Comentario de D. Santiago a las lecturas del domingo 8 de febrero, Quinto del Tiempo Ordinario

TIEMPO ORDINARIO, QUINTO DOMINGO

Jesús nunca se ha mantenido indiferente ante el dolor, la enfermedad y el sufrimiento humano. Nunca está demasiado ocupado, nunca le falta tiempo para cercarse a aquellos a los que la vida y las circunstancias está golpeando de la peor de las maneras, siente dentro de sí esos sufrimientos, los hace suyos, carga con ellos. No es un simple consolador, no es de esos que van poniendo paños calientes que sólo dan un alivio momentáneo para volver a una situación peor. Él va más allá, limpia todos los dolores, los del cuerpo y los del alma. Va eliminando a los enemigos del hombre, esos enemigos que lo quieren someter, que lo quieren deshumanizar. Por eso ese compartir de Jesús en el sufrimiento humano, es participando de esa humanidad, viviendo la humanidad en su totalidad.
Pero Jesús no se para en eso, no se queda en un activismo, ora, constantemente y con intensidad. En ningún momento interrumpe ese diálogo con el Padre. Cura, ora y anuncia el Reino, como una sola cosa, como un solo hacer, como una única misión. Porque la misión de Jesús es la salvación, la redención total y absoluta del hombre, sin diferencias, sin parcelas distintas. Es la redención del hombre total, la salvación de todo lo que puede esclavizarle, de todos los dolores y sufrimientos, de todo aquello que pueda llegar a separarlo de Dios, de lo que lo deshumanice. Porque cuanto más se aleja el hombre de Dios, menos hombre es, menos persona es, pierde su dignidad de criatura divina.
Él quiere al hombre totalmente hombre, con su grandeza de imagen y semejanza de Dios. Viéndolo como una criatura libre saliendo de las manos amorosas del Creador, como fruto del amor de Dios.
Y esa misión debemos asumirla todos. Porque somos grandes, poderosos, obra de Dios. Pero, al mismo tiempo, débiles y frágiles, necesitados, en cada momento, del concurso divino en nuestras vidas. Es por lo que nunca podemos separarnos de Él, mantenernos en una oración constante, en un diálogo ininterrumpido con nuestro Dios. Porque, cuanto más fuertes nos sintamos, más precisaremos de esa oración, más precisaremos de la cercanía del único que nos puede dar fuerzas para seguir adelante. Orantes a Jesús y con Jesús.
Al mismo tiempo que nos sentimos sanados por Cristo, hemos de sentirnos sanadores de nuestros hermanos. Como Él no nos podemos sentir ajenos a cualquier sufrimiento, a cualquier dolor que atenace al prójimo. Pues la salvación de Dios siempre nos viene ofrecida como salud, salud del cuerpo y salud del espíritu. Es algo que nos debe obligar a una condena constante a cualquier situación de discriminación a cualquier situación que atente contra la vida, el gran don de Dios, a cualquier situación que manipule esa dignidad humana que hemos recibido y que es propia de Dios, pues Él nos la dio para que pudiéramos estar por encima de todas las criaturas.
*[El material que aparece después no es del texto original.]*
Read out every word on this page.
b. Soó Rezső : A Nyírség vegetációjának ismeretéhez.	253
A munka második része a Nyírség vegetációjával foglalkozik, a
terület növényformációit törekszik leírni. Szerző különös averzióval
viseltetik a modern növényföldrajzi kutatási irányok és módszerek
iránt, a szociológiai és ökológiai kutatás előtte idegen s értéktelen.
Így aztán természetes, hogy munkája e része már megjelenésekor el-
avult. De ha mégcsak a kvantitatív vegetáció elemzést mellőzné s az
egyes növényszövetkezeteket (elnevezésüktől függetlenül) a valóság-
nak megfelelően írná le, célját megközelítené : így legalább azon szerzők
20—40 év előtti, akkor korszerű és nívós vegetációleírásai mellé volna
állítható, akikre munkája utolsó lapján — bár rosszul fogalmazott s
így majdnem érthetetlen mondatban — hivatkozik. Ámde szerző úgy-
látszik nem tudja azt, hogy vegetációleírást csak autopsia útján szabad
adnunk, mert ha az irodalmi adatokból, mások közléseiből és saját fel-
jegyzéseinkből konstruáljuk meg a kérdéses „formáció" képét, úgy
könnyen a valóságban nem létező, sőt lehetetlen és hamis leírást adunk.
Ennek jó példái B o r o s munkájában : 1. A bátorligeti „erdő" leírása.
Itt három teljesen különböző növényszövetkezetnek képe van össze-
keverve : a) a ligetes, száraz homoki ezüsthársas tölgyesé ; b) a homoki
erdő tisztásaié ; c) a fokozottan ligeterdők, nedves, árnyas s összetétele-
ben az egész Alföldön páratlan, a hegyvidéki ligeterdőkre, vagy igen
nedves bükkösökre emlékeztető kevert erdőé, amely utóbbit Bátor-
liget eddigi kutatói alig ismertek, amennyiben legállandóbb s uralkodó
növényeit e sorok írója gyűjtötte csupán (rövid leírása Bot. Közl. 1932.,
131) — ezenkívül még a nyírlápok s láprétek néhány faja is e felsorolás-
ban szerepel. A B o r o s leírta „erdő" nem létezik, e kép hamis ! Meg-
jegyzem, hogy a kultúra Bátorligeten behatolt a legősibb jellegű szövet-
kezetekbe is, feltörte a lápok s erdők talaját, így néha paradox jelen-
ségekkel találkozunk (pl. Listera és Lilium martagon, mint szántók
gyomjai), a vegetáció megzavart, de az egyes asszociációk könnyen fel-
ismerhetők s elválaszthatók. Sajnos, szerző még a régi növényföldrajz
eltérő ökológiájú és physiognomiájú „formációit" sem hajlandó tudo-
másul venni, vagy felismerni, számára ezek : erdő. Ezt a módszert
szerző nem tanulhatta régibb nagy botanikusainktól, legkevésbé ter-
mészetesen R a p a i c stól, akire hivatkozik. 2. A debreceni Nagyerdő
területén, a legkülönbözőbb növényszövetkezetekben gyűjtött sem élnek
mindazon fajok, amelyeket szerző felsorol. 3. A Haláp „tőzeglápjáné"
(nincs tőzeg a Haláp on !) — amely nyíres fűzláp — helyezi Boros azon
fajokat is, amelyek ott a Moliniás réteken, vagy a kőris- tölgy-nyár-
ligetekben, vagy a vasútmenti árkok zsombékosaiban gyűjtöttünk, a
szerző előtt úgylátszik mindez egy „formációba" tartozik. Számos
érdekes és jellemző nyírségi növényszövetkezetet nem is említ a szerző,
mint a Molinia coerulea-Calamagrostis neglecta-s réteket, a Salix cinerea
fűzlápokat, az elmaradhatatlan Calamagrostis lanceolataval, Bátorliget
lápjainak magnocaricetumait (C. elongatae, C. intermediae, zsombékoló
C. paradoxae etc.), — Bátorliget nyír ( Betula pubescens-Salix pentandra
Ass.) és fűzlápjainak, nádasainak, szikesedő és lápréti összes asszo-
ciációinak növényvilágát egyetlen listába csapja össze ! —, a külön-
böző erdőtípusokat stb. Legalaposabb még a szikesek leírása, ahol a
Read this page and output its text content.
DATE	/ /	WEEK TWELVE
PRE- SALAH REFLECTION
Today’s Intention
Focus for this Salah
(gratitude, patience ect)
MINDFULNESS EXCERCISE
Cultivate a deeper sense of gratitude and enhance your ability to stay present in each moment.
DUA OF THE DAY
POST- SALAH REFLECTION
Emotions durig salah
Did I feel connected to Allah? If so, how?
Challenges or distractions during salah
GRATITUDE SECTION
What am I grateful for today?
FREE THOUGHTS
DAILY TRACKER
Ninguna lucha por la dignidad humana, por la defensa de la vida, de toda la vida en todos los momentos, nos puede ser ajena. Sanados para ser sanadores, para ser la manos y el corazón de Dios ante el hermano sufriente y postergado.
El Señor es nuestra salud, vino para darnos vida, para ofrecernos nuevas posibilidades, para abrirnos nuevos horizontes. Él nos ensancha el corazón y da alas a nuestra libertad. Cura nuestras heridas internas y nos invita a ser dueños de nosotros mismos y servidores de los demás. Nos ayuda a vivir la experiencia dolorosa de la vida para crecer desde la pequeñez.